Dr Baylis said while emergency medicine was “broken” before the pandemic, it had got even worse in the past two years.
He he added that ambulance service colleagues had also come under tremendous strain during the health crisis.
The demands placed on the service have resulted in some stroke and heart attack patients being advised to make their own way to accident and emergency departments.
Dr Baylis said he had helped an elderly patient to her daughter’s car on Monday night because there was no ambulance available to take her to the care home where she lives.
“We had an elderly patient in from a nursing home with a fractured rib, and by the time she had been seen and was able to go home, it was after midnight,” he explained.

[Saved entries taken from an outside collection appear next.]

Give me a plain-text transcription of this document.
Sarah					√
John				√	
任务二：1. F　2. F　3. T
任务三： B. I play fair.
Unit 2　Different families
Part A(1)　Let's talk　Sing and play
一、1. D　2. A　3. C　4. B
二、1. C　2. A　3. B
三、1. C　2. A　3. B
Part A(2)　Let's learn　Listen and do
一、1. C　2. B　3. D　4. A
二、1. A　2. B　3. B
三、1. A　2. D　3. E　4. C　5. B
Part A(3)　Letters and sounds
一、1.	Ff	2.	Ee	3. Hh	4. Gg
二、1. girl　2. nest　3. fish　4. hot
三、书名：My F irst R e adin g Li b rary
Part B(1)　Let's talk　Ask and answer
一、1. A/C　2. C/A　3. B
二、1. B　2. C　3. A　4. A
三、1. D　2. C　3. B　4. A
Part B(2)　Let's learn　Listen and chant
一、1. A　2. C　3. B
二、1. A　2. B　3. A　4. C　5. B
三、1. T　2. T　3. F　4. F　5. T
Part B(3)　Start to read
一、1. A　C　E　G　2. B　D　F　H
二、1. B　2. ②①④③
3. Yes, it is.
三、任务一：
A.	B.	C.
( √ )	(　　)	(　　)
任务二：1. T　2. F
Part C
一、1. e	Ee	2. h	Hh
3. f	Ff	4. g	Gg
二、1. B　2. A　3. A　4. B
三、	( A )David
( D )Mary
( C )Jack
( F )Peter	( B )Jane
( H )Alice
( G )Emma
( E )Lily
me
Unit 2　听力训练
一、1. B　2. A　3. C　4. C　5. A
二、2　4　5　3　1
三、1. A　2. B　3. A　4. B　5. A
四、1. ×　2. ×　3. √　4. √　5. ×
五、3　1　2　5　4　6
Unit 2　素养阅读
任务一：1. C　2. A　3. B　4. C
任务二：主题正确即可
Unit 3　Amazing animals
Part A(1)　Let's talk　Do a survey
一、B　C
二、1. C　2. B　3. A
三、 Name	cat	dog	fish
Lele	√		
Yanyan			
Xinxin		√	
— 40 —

“She didn’t need to be admitted, but she would have been waiting all night for an ambulance, so her daughter asked for a hand to get her out to the car.
“I didn’t feel very good about it and apologised profusely, but it was important that she got back to her own environment.
“She wouldn’t have got an ambulance until the morning.”
As well as operating with reduced staff numbers because of people self-isolating with Covid, emergency departments are also dealing with people’s medical conditions deteriorating over the pandemic.
Dr Baylis also said they he and his colleagues were diagnosing an increasing number of cancers that had gone undetected over the past two years.
Staff in accident and emergency departments have been working in awful conditions throughout the health crisis.
The Belfast Telegraph revealed last month 250 patients had died in emergency departments while waiting to be admitted in just 10 months of last year.